Constant and significant progress in both computer hardware and numerical algorithms, in recent years, have made it possible to investigate complex phenomena in engineering systems using computer modeling and simulations. Advanced numerical simulations can be treated as an extension of traditional analytical-theoretical analyses. In such cases, some of the simplifying assumptions can usually be dropped and the nonlinear interactions between various processes can be captured. One of the most complex engineering processes encountered in industry is a combustion process utilized either for power/thrust generation or incineration. However, even nowadays, because of the high level of complexity of the general problem of a combustion process in practical systems, it is not currently possible to simulate directly all the length and time scales of interest.

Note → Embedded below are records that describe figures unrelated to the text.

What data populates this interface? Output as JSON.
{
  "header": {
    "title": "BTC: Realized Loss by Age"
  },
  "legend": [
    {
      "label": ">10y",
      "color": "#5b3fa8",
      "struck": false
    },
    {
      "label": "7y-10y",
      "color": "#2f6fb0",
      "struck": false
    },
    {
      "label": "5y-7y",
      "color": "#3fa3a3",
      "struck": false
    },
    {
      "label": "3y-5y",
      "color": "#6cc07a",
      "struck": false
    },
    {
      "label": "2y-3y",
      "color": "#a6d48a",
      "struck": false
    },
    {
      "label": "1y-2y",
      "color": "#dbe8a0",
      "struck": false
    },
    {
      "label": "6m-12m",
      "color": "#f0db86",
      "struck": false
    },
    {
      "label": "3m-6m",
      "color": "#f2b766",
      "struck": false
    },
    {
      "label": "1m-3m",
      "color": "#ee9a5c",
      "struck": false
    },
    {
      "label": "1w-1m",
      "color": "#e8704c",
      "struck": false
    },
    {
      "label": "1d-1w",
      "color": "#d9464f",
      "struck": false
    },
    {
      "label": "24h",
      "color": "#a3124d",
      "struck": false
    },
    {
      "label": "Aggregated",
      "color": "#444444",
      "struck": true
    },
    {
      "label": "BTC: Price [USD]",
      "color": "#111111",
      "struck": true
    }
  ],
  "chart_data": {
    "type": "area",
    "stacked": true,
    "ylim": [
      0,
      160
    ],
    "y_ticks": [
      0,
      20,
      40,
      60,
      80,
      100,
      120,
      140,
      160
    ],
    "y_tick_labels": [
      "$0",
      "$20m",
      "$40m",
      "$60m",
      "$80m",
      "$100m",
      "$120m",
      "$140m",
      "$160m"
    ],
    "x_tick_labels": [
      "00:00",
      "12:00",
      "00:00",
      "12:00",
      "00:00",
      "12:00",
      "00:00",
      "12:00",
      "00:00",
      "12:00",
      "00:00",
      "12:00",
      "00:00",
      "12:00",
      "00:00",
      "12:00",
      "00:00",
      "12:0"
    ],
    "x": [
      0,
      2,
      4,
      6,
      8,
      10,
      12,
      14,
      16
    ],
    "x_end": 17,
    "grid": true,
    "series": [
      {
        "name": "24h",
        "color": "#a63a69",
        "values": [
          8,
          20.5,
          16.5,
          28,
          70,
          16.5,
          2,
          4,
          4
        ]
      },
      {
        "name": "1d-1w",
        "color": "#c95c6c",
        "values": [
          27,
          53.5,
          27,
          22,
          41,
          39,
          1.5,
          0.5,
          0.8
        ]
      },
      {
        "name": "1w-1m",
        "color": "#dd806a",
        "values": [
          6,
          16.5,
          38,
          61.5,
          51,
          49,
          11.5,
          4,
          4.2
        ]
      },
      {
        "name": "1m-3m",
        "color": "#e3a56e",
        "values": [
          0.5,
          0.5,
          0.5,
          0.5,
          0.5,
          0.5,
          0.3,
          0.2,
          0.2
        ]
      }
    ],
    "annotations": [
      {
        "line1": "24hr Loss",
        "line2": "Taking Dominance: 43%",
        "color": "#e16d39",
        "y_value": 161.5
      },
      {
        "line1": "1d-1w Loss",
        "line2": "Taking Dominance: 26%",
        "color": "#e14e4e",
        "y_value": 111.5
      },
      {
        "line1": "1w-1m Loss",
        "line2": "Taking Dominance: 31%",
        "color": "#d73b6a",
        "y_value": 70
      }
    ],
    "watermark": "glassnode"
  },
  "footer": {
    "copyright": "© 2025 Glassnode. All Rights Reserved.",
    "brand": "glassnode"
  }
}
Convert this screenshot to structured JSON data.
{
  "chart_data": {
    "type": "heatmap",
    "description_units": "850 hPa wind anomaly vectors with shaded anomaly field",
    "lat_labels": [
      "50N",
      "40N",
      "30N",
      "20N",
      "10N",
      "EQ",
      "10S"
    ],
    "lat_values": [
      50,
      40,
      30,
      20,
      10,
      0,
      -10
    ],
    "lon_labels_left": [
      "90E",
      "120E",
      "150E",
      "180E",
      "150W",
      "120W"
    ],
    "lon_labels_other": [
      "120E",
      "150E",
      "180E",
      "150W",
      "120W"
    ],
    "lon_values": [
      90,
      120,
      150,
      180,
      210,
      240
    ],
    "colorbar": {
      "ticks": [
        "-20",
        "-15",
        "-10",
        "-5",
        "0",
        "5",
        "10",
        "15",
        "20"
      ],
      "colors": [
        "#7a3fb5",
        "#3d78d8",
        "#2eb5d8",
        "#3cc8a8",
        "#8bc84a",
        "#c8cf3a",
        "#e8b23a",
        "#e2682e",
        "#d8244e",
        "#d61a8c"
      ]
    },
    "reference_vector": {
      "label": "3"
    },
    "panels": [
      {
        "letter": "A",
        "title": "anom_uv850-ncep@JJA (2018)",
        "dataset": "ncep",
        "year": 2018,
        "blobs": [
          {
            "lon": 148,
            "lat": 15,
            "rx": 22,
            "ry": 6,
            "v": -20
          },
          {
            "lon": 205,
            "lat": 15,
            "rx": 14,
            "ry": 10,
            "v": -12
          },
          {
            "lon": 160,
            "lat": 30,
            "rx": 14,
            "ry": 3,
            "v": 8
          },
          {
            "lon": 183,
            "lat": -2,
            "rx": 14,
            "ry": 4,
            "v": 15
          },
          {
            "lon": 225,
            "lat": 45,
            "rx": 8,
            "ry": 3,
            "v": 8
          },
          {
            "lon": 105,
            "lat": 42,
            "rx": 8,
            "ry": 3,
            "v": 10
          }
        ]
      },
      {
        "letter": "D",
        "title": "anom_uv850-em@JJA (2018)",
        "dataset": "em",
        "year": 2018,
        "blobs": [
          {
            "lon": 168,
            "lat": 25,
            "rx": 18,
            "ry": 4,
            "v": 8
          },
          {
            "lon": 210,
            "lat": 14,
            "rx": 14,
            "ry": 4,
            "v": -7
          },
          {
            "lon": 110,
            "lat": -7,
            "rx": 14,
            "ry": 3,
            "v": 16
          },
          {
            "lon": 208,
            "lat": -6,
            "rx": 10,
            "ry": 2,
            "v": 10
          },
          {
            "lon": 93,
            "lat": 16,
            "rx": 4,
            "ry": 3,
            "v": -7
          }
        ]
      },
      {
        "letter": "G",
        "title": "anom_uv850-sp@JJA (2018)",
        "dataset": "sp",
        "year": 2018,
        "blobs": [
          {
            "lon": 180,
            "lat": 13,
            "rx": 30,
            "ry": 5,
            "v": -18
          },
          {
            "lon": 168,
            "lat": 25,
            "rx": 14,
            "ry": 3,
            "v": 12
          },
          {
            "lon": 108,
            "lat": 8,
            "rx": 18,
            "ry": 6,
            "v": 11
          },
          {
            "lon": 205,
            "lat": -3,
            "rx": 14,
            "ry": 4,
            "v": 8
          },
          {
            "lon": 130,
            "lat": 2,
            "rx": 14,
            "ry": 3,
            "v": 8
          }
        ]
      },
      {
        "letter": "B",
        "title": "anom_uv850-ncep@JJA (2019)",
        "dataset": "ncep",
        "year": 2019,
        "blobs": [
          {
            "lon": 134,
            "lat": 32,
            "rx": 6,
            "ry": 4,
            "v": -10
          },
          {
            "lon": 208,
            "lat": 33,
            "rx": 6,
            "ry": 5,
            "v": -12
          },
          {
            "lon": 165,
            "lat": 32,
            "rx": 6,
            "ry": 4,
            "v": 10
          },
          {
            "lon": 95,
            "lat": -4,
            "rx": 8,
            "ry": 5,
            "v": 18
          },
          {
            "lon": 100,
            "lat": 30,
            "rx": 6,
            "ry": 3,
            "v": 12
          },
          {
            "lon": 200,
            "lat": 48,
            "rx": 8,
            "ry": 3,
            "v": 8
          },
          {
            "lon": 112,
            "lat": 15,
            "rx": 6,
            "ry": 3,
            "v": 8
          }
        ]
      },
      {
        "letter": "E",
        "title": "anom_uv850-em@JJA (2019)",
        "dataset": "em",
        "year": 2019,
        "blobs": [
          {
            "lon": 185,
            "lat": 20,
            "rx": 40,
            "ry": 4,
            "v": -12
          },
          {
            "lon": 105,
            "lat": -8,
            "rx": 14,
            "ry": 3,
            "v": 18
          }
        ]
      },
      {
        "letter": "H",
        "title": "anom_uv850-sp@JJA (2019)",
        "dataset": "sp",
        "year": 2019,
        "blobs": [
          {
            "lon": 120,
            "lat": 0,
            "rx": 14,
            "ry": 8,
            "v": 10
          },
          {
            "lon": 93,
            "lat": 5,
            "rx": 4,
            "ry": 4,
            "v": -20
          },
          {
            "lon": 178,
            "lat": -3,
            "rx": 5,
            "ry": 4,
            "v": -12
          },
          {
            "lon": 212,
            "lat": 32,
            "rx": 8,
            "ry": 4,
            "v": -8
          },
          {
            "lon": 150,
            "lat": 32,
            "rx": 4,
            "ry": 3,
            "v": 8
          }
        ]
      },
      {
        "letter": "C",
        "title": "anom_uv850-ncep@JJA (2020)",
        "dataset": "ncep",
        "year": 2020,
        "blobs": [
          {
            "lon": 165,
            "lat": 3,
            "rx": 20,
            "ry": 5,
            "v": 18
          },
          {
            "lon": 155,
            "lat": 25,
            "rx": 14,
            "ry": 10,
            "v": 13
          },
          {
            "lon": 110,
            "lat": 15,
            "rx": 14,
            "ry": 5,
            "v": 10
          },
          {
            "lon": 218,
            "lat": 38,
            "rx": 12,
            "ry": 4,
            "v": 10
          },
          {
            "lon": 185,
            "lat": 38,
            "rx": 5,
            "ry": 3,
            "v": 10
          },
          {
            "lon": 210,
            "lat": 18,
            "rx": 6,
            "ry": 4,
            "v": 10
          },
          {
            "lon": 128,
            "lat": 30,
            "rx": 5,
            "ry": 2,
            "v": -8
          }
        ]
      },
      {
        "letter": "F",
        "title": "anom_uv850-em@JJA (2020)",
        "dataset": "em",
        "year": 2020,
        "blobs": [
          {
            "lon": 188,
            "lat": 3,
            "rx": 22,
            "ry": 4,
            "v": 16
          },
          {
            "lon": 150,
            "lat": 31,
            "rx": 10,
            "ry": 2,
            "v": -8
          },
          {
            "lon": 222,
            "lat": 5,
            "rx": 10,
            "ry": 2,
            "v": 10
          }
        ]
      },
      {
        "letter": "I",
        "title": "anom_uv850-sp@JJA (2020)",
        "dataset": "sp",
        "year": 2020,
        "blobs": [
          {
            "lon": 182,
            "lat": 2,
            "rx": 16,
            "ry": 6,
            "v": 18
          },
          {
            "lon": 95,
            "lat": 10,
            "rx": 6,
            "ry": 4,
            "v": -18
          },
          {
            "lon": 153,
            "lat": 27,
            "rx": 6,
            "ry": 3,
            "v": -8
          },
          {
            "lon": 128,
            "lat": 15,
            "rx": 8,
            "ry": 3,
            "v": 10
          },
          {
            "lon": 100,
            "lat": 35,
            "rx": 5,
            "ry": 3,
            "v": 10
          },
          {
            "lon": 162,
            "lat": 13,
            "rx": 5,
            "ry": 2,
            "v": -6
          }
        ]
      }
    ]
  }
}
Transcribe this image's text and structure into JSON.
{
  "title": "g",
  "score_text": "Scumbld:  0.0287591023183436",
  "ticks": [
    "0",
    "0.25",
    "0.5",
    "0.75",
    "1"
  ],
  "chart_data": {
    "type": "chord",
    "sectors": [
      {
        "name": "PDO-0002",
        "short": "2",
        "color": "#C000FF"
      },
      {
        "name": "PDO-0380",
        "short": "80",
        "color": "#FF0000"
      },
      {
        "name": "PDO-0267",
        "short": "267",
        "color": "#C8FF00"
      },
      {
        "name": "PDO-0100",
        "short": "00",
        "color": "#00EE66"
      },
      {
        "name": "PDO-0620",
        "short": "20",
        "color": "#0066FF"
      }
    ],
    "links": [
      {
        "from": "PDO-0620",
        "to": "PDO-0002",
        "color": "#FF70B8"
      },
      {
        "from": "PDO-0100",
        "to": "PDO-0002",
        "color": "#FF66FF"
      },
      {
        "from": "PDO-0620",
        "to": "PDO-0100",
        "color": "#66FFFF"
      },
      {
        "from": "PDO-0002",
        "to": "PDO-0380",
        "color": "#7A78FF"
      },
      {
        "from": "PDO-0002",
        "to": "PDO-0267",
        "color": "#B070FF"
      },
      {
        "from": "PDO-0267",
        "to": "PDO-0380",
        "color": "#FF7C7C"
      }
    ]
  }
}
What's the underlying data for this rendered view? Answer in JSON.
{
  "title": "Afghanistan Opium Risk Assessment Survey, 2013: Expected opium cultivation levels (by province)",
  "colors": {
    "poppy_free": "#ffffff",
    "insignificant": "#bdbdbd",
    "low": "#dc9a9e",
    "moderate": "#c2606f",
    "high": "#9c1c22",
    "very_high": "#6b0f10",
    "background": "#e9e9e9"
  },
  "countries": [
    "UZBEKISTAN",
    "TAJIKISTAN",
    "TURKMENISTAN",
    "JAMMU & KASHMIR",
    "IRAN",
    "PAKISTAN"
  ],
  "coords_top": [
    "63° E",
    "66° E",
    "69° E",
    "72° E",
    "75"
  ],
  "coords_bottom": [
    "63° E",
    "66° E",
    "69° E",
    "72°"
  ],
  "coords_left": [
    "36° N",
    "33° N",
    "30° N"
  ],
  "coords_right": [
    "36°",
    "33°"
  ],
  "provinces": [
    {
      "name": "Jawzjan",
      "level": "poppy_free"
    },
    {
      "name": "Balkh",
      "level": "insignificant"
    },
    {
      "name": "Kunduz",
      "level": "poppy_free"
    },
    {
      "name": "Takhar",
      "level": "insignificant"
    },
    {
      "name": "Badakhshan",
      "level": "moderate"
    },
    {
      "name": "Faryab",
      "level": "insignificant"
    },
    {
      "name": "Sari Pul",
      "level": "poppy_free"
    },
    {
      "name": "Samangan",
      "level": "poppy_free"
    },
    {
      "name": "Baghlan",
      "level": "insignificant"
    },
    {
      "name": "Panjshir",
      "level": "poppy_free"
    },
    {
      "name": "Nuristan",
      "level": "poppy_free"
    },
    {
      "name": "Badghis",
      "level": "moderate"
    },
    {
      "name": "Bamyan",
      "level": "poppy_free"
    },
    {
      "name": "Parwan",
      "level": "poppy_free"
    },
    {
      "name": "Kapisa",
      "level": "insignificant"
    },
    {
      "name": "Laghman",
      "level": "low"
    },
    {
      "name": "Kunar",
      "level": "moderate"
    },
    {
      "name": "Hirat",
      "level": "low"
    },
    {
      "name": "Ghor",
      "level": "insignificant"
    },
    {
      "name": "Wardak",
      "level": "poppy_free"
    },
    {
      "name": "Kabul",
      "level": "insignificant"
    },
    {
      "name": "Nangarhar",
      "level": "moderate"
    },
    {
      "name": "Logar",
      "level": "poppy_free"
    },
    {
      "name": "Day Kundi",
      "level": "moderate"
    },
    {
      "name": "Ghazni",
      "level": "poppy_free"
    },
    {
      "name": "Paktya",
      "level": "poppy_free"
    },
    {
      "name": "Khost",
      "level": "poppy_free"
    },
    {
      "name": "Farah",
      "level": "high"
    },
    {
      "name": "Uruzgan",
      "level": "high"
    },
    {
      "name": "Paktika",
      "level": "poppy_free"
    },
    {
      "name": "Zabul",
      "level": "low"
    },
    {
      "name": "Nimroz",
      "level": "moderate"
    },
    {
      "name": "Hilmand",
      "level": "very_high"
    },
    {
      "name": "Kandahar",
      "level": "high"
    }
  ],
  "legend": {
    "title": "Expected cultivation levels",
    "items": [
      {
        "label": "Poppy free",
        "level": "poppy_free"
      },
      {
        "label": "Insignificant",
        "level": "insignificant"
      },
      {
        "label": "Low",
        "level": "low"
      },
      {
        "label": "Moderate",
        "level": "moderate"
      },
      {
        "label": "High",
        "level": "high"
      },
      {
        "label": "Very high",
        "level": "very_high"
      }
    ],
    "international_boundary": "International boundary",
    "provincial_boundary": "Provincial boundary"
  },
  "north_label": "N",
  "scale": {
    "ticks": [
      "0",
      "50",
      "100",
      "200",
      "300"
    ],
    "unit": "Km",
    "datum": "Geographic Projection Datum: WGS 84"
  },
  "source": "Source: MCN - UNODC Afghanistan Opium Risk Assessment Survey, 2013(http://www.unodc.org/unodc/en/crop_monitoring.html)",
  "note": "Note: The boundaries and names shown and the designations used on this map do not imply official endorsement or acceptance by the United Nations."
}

Simplifying assumptions still need to be made, but they can be less drastic than in analytical approaches. Therefore, another view of numerical simulations is as a tool to simulate idealized systems and conduct numerical experiments. Such numerical experiments can be complementary to laboratory experiments and can also provide more detailed, nonintrusive diagnostics. Therefore, simulations, along with theory and laboratory experiments, can provide a more complete picture and better understanding of a combustion process.

As an example of computer modeling of industrial combustion systems, an enclosed spray flame was considered. Such a flame can frequently be encountered in power generation units, turbine engines, and incinerators. Both the physical and mathematical models were formulated based on data from earlier laboratory studies and results obtained for open air spray flames. The purpose of this study was to use those data as model input to predict the characteristics of a confined flame and provide a means of optimizing the system design with a PC computer.